The most frequently reported treatment emergent adverse events were upper respiratory tract infections as a whole (placebo: 17.1%; 7mg: 16.2%; 14mg: 23.7%), mainly nasopharyngitis and sinusitis, all types of headaches (placebo: 7.3%; 7mg: 5.4%; 14mg: 18.4%), all gastrointestinal disorders (placebo: 24.4%; 7mg: 18.9%; 14mg: 31.6%). White blood cell counts decreases were numerically comparable in both teriflunomide and placebo treatment groups (placebo: 3; 7mg: 3; 14mg: 4) and no patients discontinued treatment due to neutropenia or infection. Hepatic TEAEs were mainly asymptomatic liver enzyme elevation; mostly alanine aminotransferase (ALT) increased, not exceeding three times the upper limit of the norm and no cases of concurrent increase of ALT and total bilirubine were reported.
About teriflunomide
Teriflunomide is a new oral disease modifier that blocks de novo pyrimidine synthesis thus reducing T- and B-cells proliferation with no cytotoxicity. A comprehensive clinical development program for teriflunomide has been launched in monotherapy (Phase III studies are ongoing) and in adjunct therapy (Phase II studies are closed).
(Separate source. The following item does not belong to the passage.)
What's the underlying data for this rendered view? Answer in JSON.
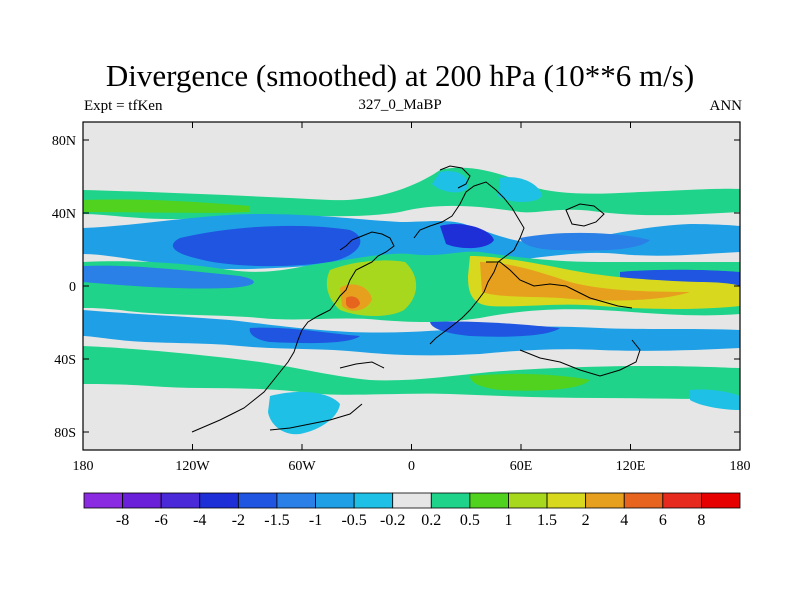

This Phase II study with once daily oral teriflunomide on top of IFN-[BETA] was a multicenter, placebo-controlled, double-blinded, randomized study, conducted in relapsing multiple sclerosis patients. The primary objective of the study was to evaluate the tolerability and safety of teriflunomide 7mg and 14mg in adjunct therapy with IFN-[BETA]. The one-year results of this study presented this year during the ACTRIMS congress complement the 24-weeks study results presented last year at the European Committee for Treatment and Research in Multiple Sclerosis congress (ECTRIMS). Results from a second Phase II study with teriflunomide in adjunct therapy with glatiramer acetate (GA) compared with matching placebo added to GA, were also presented this year during the American Academy of Neurology (AAN) meeting.